Early Help
What is Early Help?
Early help is an approach the school uses: it is not a service.
Our primary aim is to identify needs early and to make sure that appropriate support is put into place. All staff recognise their role in ensuring safeguarding practices for all children at all times. We believe that information sharing and timely effective support can ensure that all children and families get a good start in life. Families need support from a wide range of agencies. We recognise that other agencies will be able to support families based on their specialised work. Therefore, our role is often to signpost families to the resources that will best support their needs. Grange Park Junior School understands their responsibilities and as a school we will carry out our duties in ensuring the effectiveness of Early Help Services for pupils in accordance with the requirements of the Children Act 2004 and within the statutory guidance “Working Together 2015”. In summary, these are to:
- Identify children and their families who would benefit from Early Help
- Ensure signposting of targeted Early Help services to address the assessed needs of a child and family which focuses on activity to significantly improve the outcomes for the child.
- Share information on that provision which is consistent with the child’s welfare and with due regard to confidentiality.
Staff have daily contact with children and their families throughout term time. All staff recognise their role in identifying needs of vulnerable children and their families need for early help.
Our Early Help Approach
1. Hearing what children have to say and using the voice of the child. The school can provide a neutral place where the child feels it is safe to talk. Sensitivity to the child’s conversation is vital. Staff listen carefully to what the child is saying, attune themselves (take on board how the child is feeling), validate that feeling (being alert to the child’s lived experience), contain their feeling (making their distress a survivable experience), and soothing and calming them until they can regulate their own emotions. We treat what the children share with us seriously, and value what they say.
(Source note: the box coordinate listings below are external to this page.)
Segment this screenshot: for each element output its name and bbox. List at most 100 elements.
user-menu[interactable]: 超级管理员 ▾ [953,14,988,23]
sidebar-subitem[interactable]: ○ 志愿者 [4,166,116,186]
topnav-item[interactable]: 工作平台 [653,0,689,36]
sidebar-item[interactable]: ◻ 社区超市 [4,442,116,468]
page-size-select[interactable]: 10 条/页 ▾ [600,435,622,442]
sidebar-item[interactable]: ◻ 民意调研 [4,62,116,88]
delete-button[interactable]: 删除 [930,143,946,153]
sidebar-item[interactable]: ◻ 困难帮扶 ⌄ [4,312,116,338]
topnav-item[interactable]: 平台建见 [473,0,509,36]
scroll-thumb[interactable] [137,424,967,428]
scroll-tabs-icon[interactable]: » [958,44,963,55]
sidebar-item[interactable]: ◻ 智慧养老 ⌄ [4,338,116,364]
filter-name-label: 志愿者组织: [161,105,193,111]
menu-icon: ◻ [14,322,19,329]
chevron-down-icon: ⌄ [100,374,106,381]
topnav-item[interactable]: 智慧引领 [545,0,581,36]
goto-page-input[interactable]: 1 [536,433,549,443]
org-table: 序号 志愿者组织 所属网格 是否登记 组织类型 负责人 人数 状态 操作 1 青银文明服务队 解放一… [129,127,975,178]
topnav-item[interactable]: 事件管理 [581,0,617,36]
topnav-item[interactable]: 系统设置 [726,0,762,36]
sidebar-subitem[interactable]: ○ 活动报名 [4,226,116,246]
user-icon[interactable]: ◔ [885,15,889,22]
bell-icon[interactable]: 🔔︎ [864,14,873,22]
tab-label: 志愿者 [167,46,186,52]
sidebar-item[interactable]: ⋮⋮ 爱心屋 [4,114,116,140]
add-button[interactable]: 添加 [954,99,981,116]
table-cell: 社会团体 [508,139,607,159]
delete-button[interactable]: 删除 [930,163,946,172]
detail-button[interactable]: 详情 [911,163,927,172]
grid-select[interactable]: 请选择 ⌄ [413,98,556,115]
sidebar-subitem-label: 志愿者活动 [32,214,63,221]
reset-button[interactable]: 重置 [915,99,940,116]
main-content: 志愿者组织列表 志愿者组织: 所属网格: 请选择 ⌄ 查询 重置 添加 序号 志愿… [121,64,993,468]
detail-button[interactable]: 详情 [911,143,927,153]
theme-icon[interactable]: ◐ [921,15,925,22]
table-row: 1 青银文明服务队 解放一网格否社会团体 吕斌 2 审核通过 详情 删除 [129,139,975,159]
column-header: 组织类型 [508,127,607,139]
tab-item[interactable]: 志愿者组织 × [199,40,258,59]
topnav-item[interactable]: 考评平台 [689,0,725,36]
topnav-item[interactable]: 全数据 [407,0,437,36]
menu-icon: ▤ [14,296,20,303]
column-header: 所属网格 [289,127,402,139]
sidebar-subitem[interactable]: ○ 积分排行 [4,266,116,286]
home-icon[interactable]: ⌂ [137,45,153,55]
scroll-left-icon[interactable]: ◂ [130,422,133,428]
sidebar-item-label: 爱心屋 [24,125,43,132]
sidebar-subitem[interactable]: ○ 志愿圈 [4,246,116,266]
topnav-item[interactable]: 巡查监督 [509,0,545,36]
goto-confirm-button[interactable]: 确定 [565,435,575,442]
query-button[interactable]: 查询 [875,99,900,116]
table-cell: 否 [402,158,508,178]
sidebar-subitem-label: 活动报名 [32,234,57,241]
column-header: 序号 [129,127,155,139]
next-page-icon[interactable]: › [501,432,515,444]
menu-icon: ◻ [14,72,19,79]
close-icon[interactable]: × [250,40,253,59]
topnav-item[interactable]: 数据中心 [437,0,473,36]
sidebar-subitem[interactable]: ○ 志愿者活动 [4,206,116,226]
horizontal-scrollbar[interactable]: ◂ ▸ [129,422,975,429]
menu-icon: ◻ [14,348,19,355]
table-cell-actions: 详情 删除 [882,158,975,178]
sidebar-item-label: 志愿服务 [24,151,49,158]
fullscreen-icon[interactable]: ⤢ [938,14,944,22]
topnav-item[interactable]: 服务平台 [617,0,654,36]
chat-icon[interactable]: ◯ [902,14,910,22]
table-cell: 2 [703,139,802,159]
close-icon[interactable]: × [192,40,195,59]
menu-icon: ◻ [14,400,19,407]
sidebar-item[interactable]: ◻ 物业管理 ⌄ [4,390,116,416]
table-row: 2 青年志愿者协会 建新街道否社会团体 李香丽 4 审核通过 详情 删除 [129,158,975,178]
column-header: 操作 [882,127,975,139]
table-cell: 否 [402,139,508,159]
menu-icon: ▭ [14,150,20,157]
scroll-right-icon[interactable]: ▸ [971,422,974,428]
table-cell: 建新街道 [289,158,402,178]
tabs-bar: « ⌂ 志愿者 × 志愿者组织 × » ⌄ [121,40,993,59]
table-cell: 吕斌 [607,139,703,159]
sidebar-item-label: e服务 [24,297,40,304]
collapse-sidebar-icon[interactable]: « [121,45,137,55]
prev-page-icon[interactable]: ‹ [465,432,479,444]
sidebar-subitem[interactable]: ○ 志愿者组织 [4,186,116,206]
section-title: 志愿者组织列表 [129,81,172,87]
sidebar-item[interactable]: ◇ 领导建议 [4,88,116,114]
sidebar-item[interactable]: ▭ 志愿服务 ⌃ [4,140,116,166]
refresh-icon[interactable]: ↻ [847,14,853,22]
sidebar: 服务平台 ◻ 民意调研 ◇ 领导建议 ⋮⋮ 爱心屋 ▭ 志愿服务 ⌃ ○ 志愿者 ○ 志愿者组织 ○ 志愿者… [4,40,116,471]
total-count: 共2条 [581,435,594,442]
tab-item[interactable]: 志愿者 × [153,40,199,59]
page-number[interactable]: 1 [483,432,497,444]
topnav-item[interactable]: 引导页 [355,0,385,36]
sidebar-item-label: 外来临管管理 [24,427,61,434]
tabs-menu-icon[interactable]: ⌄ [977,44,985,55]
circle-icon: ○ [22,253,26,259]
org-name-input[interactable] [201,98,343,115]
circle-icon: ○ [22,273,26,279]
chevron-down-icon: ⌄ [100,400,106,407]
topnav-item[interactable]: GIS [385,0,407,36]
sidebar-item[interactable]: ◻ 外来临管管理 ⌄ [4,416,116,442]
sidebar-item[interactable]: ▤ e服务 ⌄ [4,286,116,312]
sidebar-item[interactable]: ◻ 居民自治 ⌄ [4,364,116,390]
2. Hearing what parents/carers have to say and signposting support agencies. Remember being a parent is hard work and there are no instructions. Sometimes you or your children may need extra support. The school may be able to help you or signpost you and your family to other partner agencies.
3. Using the Early Help Assessment: This starts with an Early Help conversation. As a parent or carer you will chat with the DSL or a member of the school staff about what’s going well and what’s not going well for you and your family, and they will let you know what sort of help is available. This conversation might lead to an Early Help Assessment (EHA). This is how we get a full picture about the whole family. We use it to help you see what is working well and identify the areas you could do with a bit of extra support. It‘s your choice to take part in the assessment and you can choose who else should be involved. Every person and family is different, but an Early Help Assessment (EHA) will:
- Help you see what’s going well and not so well for your family
- Help you and others to see what support you might need
- Create a picture of your family’s circumstances, which can be shared with your permission so you don’t have to repeat yourself to different workers
- Help you to be part of a team of people working together on the same plan to get things going well again.
What happens after the Early Help Assessment?
With your permission, people from different organisations working with your family will share information and work together to help support you and your children. This could be school, health visitors, nursery staff, school health, etc. This may then be followed by a ‘Team Around the Family’ meeting. You need to give your consent as your personal information belongs to you.
What is a ‘Team Around the Family’ meeting?
The family and workers involved come together to make a support plan. This is reviewed at regular intervals to ensure that progress is being made for your family and that the right support is in place. At these meetings a ‘lead worker’ is selected- it may be the person the family see most frequently, the one most involved or the most approachable. The lead worker arranges the review meetings and is someone you can speak to at any point about concerns or issues you or your family are facing.